# Northstar in 93-97 altima/95+sentra



## mcf1000x2003 (Dec 8, 2005)

I seen a northstar motor in a 200SX a while back and I was wondering has anyone on here done it cause i was thinking about it.I have a 300hp northstar engine/tranny already from a 95 STS.The tranny is already fwd so i cant really see it being really hard.


----------



## jetsam (Feb 7, 2004)

Wouldn't it be substantially cheaper to buy a fiero?


----------



## psuLemon (Apr 23, 2003)

anything can really be done, just needs to take a lot of money and custom fabrication. If you really need to ask us, then you dont really have either.


----------



## ICP Sux0rZ! (Jan 10, 2005)

why would u put the northstar in your car? yes its a powerful motor, but its a PITA to work on, i personally think its better suited living in a sandrail :thumbup: but hey if you wanna try then more power to you


----------



## mcf1000x2003 (Dec 8, 2005)

it was just a thought.I still got the motor/tranny and ive had a few offers already for $3k for both so i think i will sell and go turbo.The engine usually cost $3k alone used.


----------



## ICP Sux0rZ! (Jan 10, 2005)

mcf1000x2003 said:


> it was just a thought.I still got the motor/tranny and ive had a few offers already for $3k for both so i think i will sell and go turbo.The engine usually cost $3k alone used.

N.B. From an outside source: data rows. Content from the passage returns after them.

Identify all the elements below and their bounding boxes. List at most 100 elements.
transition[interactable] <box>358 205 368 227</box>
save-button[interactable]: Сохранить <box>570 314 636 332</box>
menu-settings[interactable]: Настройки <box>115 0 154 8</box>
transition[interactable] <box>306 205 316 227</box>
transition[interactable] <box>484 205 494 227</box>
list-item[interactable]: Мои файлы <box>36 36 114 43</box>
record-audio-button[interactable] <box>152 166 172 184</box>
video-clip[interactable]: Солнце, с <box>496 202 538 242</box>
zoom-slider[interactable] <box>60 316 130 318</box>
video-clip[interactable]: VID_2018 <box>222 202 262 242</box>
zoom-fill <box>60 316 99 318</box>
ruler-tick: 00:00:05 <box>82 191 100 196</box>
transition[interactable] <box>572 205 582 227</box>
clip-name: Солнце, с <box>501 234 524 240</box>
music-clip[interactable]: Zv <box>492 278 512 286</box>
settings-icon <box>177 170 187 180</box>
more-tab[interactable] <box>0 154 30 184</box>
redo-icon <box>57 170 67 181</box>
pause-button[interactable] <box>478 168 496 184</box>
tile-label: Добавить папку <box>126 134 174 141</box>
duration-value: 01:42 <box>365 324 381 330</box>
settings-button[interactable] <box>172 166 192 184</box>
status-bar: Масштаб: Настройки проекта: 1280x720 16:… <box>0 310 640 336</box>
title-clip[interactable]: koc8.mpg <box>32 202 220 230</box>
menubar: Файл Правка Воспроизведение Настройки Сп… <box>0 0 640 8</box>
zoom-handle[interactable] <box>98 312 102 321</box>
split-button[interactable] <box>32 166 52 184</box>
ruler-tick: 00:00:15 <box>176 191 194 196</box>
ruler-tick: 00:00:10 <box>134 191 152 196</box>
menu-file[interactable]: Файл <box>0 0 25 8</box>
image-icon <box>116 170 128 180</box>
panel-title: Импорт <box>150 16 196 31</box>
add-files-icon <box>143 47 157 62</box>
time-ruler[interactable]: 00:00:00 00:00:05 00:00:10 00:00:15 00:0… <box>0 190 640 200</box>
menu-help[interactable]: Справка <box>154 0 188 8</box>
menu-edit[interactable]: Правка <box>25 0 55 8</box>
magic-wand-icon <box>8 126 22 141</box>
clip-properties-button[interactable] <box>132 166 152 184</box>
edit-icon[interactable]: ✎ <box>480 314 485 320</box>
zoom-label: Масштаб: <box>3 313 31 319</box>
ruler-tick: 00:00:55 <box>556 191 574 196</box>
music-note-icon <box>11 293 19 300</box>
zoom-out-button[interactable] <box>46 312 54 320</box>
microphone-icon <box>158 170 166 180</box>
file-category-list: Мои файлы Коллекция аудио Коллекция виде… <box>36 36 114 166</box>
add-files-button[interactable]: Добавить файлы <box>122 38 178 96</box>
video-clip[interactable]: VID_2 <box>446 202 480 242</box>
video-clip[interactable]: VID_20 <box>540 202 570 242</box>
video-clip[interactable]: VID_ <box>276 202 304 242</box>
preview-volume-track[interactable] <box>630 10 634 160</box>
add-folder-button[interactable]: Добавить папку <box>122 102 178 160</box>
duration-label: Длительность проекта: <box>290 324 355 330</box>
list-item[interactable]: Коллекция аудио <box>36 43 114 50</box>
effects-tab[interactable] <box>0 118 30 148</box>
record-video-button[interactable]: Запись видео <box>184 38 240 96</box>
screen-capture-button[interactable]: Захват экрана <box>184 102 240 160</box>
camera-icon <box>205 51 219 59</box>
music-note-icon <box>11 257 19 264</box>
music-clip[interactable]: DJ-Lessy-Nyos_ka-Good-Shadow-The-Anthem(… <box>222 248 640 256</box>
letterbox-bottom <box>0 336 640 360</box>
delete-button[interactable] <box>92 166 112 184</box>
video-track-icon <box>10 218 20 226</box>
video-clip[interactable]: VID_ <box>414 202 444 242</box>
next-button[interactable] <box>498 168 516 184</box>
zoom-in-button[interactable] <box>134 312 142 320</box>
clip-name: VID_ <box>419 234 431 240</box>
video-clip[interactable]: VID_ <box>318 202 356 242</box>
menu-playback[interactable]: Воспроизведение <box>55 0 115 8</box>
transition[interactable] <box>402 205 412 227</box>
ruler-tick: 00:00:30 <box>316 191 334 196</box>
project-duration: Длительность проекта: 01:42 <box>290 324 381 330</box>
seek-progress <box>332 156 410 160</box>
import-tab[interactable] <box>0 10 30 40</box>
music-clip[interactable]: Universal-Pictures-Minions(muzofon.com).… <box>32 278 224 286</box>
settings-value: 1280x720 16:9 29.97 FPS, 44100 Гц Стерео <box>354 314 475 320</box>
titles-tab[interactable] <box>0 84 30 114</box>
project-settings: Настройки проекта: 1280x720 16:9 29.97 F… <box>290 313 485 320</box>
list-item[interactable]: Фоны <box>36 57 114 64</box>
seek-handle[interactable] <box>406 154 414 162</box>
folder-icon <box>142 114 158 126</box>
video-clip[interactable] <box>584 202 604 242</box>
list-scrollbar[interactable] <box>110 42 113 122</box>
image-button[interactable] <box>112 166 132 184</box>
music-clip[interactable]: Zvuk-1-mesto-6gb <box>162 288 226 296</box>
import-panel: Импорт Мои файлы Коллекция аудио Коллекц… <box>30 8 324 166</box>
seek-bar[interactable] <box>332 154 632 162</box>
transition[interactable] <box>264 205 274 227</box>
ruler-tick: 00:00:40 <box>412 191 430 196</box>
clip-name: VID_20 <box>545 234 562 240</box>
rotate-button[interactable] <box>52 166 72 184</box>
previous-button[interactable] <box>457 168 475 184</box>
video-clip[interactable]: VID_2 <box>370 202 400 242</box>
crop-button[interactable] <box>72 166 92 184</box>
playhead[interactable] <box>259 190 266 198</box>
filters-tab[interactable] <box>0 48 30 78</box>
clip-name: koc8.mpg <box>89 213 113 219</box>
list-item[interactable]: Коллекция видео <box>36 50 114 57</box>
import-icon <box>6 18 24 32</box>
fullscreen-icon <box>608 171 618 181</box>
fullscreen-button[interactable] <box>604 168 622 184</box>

i can get a viper v-10 for 3k that doesn't mean i'm going to and put it in my Z althought that would be quite fun


----------



## mcf1000x2003 (Dec 8, 2005)

i already got the motor from my old STS that i ended up selling thats why i was thinking about it.And the northstar is more lighter in weight than pretty much any v8 but i would not be able to do anything to it like turbo because of fitment issues.So i guess let the flaming begin for me beginning a forthless thread.


----------



## asleepz (Feb 24, 2004)

ICP Sux0rZ! said:


> i can get a viper v-10 for 3k that doesn't mean i'm going to and put it in my Z althought that would be quite fun


That's cheap enough I'd buy one just to hang it from the ceiling in the garage.


----------



## qr25madness (May 1, 2005)

I saw a post on vwvortex a while back, about a mk2 golf (86-91?) with a northstar wrestled into the engine bay. I guess it was kinda cool...in a straight line. VR6 Mk2 golfs (or rabbits) already have massive understeer issues due to the weight of the engine. Imagine with a V8.
So... a V8 sentra or altima? not for me anyway. 
Maybe a twin turbo twin V8...mmhh...


----------



## JustaSolVTEC (Jan 9, 2006)

qr25madness said:


> I saw a post on vwvortex a while back, about a mk2 golf (86-91?) with a northstar wrestled into the engine bay. I guess it was kinda cool...in a straight line. VR6 Mk2 golfs (or rabbits) already have massive understeer issues due to the weight of the engine. Imagine with a V8.
> So... a V8 sentra or altima? not for me anyway.
> Maybe a twin turbo twin V8...mmhh...


that whole car was cut in half down the middle and extended 6" in width just to get the motor in there. either way, it's just not a logical decision simply because you'd save weight issues by building and turboing a stock motor. you'd also make more power.


----------